En 1997, le Capitaine Charles Moore et son équipe, voguant d’Hawaii à la Californie à bord du voilier de recherche l’Alguita, passent dans une zone peu traversée du Pacifique connue sous le nom de gyre du Pacifique Nord (North Pacific Gyre, en anglais). Alors que l’équipage de l’Alguita ne s’attendait qu’à voir de l’eau à perte de vue, il découvre plutôt, au cœur de l’océan, à des milliers de kilomètres des côtes, une foule d’objets et des résidus d’objets de plastique. Depuis, cette zone couverte de résidus a été baptisée le septième continent ou le Great Pacific Garbage Patch, en anglais, et a été l’objet de plusieurs études.
Le capitaine Charles Moore est retourné lui-même plusieurs fois pour tenter de mesurer l’ampleur du problème. À l’heure actuelle, l’étendue couverte de débris aurait la taille du Texas, soit 700 000 km carrés(1).

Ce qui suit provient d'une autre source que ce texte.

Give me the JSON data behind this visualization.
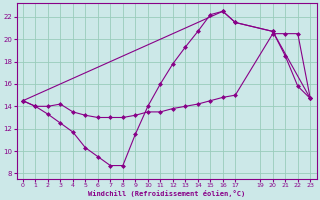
{
  "xlabel": "Windchill (Refroidissement éolien,°C)",
  "bg_color": "#cce8e8",
  "line_color": "#880088",
  "grid_color": "#99ccbb",
  "xlim": [
    -0.5,
    23.5
  ],
  "ylim": [
    7.5,
    23.2
  ],
  "xticks": [
    0,
    1,
    2,
    3,
    4,
    5,
    6,
    7,
    8,
    9,
    10,
    11,
    12,
    13,
    14,
    15,
    16,
    17,
    19,
    20,
    21,
    22,
    23
  ],
  "yticks": [
    8,
    10,
    12,
    14,
    16,
    18,
    20,
    22
  ],
  "series1_x": [
    0,
    1,
    2,
    3,
    4,
    5,
    6,
    7,
    8,
    9,
    10,
    11,
    12,
    13,
    14,
    15,
    16,
    17,
    20,
    21,
    22,
    23
  ],
  "series1_y": [
    14.5,
    14.0,
    13.3,
    12.5,
    11.7,
    10.3,
    9.5,
    8.7,
    8.7,
    11.5,
    14.0,
    16.0,
    17.8,
    19.3,
    20.7,
    22.2,
    22.5,
    21.5,
    20.7,
    18.5,
    15.8,
    14.7
  ],
  "series2_x": [
    0,
    1,
    2,
    3,
    4,
    5,
    6,
    7,
    8,
    9,
    10,
    11,
    12,
    13,
    14,
    15,
    16,
    17,
    20,
    21,
    22,
    23
  ],
  "series2_y": [
    14.5,
    14.0,
    14.0,
    14.2,
    13.5,
    13.2,
    13.0,
    13.0,
    13.0,
    13.2,
    13.5,
    13.5,
    13.8,
    14.0,
    14.2,
    14.5,
    14.8,
    15.0,
    20.5,
    20.5,
    20.5,
    14.7
  ],
  "series3_x": [
    0,
    16,
    17,
    20,
    23
  ],
  "series3_y": [
    14.5,
    22.5,
    21.5,
    20.7,
    14.7
  ]
}
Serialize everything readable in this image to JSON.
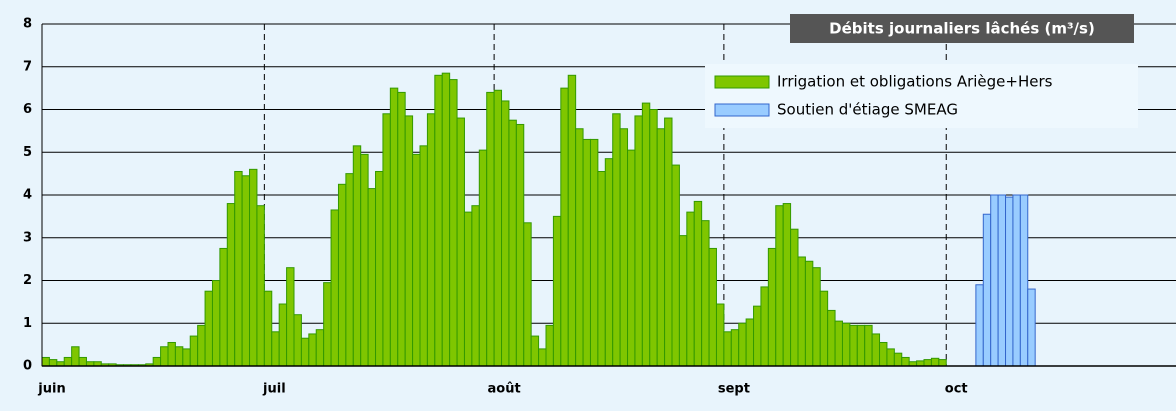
{
  "chart_data": {
    "type": "bar",
    "title": "Débits journaliers lâchés (m³/s)",
    "categories": [
      "juin",
      null,
      null,
      null,
      null,
      null,
      null,
      null,
      null,
      null,
      null,
      null,
      null,
      null,
      null,
      null,
      null,
      null,
      null,
      null,
      null,
      null,
      null,
      null,
      null,
      null,
      null,
      null,
      null,
      null,
      "juil",
      null,
      null,
      null,
      null,
      null,
      null,
      null,
      null,
      null,
      null,
      null,
      null,
      null,
      null,
      null,
      null,
      null,
      null,
      null,
      null,
      null,
      null,
      null,
      null,
      null,
      null,
      null,
      null,
      null,
      null,
      "août",
      null,
      null,
      null,
      null,
      null,
      null,
      null,
      null,
      null,
      null,
      null,
      null,
      null,
      null,
      null,
      null,
      null,
      null,
      null,
      null,
      null,
      null,
      null,
      null,
      null,
      null,
      null,
      null,
      null,
      null,
      "sept",
      null,
      null,
      null,
      null,
      null,
      null,
      null,
      null,
      null,
      null,
      null,
      null,
      null,
      null,
      null,
      null,
      null,
      null,
      null,
      null,
      null,
      null,
      null,
      null,
      null,
      null,
      null,
      null,
      null,
      "oct",
      null,
      null,
      null,
      null,
      null,
      null,
      null,
      null,
      null,
      null,
      null,
      null,
      null,
      null,
      null,
      null,
      null,
      null,
      null,
      null,
      null,
      null,
      null,
      null,
      null,
      null,
      null,
      null,
      null,
      null
    ],
    "series": [
      {
        "name": "Irrigation et obligations Ariège+Hers",
        "color": "#7fc600",
        "values": [
          0.2,
          0.15,
          0.1,
          0.2,
          0.45,
          0.2,
          0.1,
          0.1,
          0.05,
          0.05,
          0.03,
          0.03,
          0.03,
          0.03,
          0.05,
          0.2,
          0.45,
          0.55,
          0.45,
          0.4,
          0.7,
          0.95,
          1.75,
          2.0,
          2.75,
          3.8,
          4.55,
          4.45,
          4.6,
          3.75,
          1.75,
          0.8,
          1.45,
          2.3,
          1.2,
          0.65,
          0.75,
          0.85,
          1.95,
          3.65,
          4.25,
          4.5,
          5.15,
          4.95,
          4.15,
          4.55,
          5.9,
          6.5,
          6.4,
          5.85,
          4.95,
          5.15,
          5.9,
          6.8,
          6.85,
          6.7,
          5.8,
          3.6,
          3.75,
          5.05,
          6.4,
          6.45,
          6.2,
          5.75,
          5.65,
          3.35,
          0.7,
          0.4,
          0.95,
          3.5,
          6.5,
          6.8,
          5.55,
          5.3,
          5.3,
          4.55,
          4.85,
          5.9,
          5.55,
          5.05,
          5.85,
          6.15,
          6.0,
          5.55,
          5.8,
          4.7,
          3.05,
          3.6,
          3.85,
          3.4,
          2.75,
          1.45,
          0.8,
          0.85,
          1.0,
          1.1,
          1.4,
          1.85,
          2.75,
          3.75,
          3.8,
          3.2,
          2.55,
          2.45,
          2.3,
          1.75,
          1.3,
          1.05,
          1.0,
          0.95,
          0.95,
          0.95,
          0.75,
          0.55,
          0.4,
          0.3,
          0.2,
          0.1,
          0.12,
          0.15,
          0.18,
          0.15,
          null,
          null,
          null,
          null,
          null,
          null,
          null,
          null,
          null,
          null,
          null,
          null,
          null,
          null,
          null,
          null,
          null,
          null,
          null,
          null,
          null,
          null,
          null,
          null,
          null,
          null,
          null,
          null,
          null,
          null,
          null
        ]
      },
      {
        "name": "Soutien d'étiage SMEAG",
        "color": "#99ccff",
        "values": [
          null,
          null,
          null,
          null,
          null,
          null,
          null,
          null,
          null,
          null,
          null,
          null,
          null,
          null,
          null,
          null,
          null,
          null,
          null,
          null,
          null,
          null,
          null,
          null,
          null,
          null,
          null,
          null,
          null,
          null,
          null,
          null,
          null,
          null,
          null,
          null,
          null,
          null,
          null,
          null,
          null,
          null,
          null,
          null,
          null,
          null,
          null,
          null,
          null,
          null,
          null,
          null,
          null,
          null,
          null,
          null,
          null,
          null,
          null,
          null,
          null,
          null,
          null,
          null,
          null,
          null,
          null,
          null,
          null,
          null,
          null,
          null,
          null,
          null,
          null,
          null,
          null,
          null,
          null,
          null,
          null,
          null,
          null,
          null,
          null,
          null,
          null,
          null,
          null,
          null,
          null,
          null,
          null,
          null,
          null,
          null,
          null,
          null,
          null,
          null,
          null,
          null,
          null,
          null,
          null,
          null,
          null,
          null,
          null,
          null,
          null,
          null,
          null,
          null,
          null,
          null,
          null,
          null,
          null,
          null,
          null,
          null,
          null,
          null,
          null,
          null,
          1.9,
          3.55,
          4.0,
          4.0,
          3.95,
          4.0,
          4.0,
          1.8,
          null,
          null,
          null,
          null,
          null,
          null,
          null,
          null,
          null,
          null,
          null,
          null,
          null,
          null,
          null,
          null,
          null,
          null,
          null
        ]
      }
    ],
    "ylim": [
      0,
      8
    ],
    "yticks": [
      0,
      1,
      2,
      3,
      4,
      5,
      6,
      7,
      8
    ],
    "grid": true,
    "legend": "top-right"
  }
}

Le terme continent est trompeur puisqu’il ne s’agit pas en réalité d’une masse compacte de résidus, mais plutôt d’innombrables particules de plastique flottant dans une soupe océanique. Les plastiques couramment utilisés ne sont pas biodégradables, mais plutôt photodégradables, c’est-à-dire que l’exposition au soleil cause une dégradation du morceau de plastique initial en morceaux de plus en plus petits, jusqu’à ce qu’il ne reste que des molécules individuelles de plastique. Cependant, les molécules de plastique mêmes ne sont pas biodégradables(2). Les courants d’air et les courants marins du Pacifique Nord font en sorte que les résidus rejetés sur les côtes est du Japon ou sur les côtes ouest de l’Amérique du Nord se retrouvent, après plusieurs années de dérive, au cœur de la gyre Pacifique Nord, où ils peuvent rester jusqu’à 16 ans(3).En effet, le réchauffement de masses d’air à l’équateur et le déplacement de ces masses d’air chaud vers l’ouest, puis vers l’est avec la rotation de la Terre, crée, dans la zone du Pacifique Nord, une immense masse d’air qui circule en sens horaire. Ce courant atmosphérique circulaire produit un courant océanique qui circule également en sens horaire. Les vents au centre de la gyre sont légers, le résultat étant que les débris cumulés restent à la surface de l’eau et se mélangent peu avec la colonne d’eau(4). Une partie des particules de plastique coule tout de même vers le fond. Ceci pourrait affecter les échanges gazeux entre l’eau et les sédiments marins en plus d’interférer avec les espèces vivant dans le fond de l’eau(5).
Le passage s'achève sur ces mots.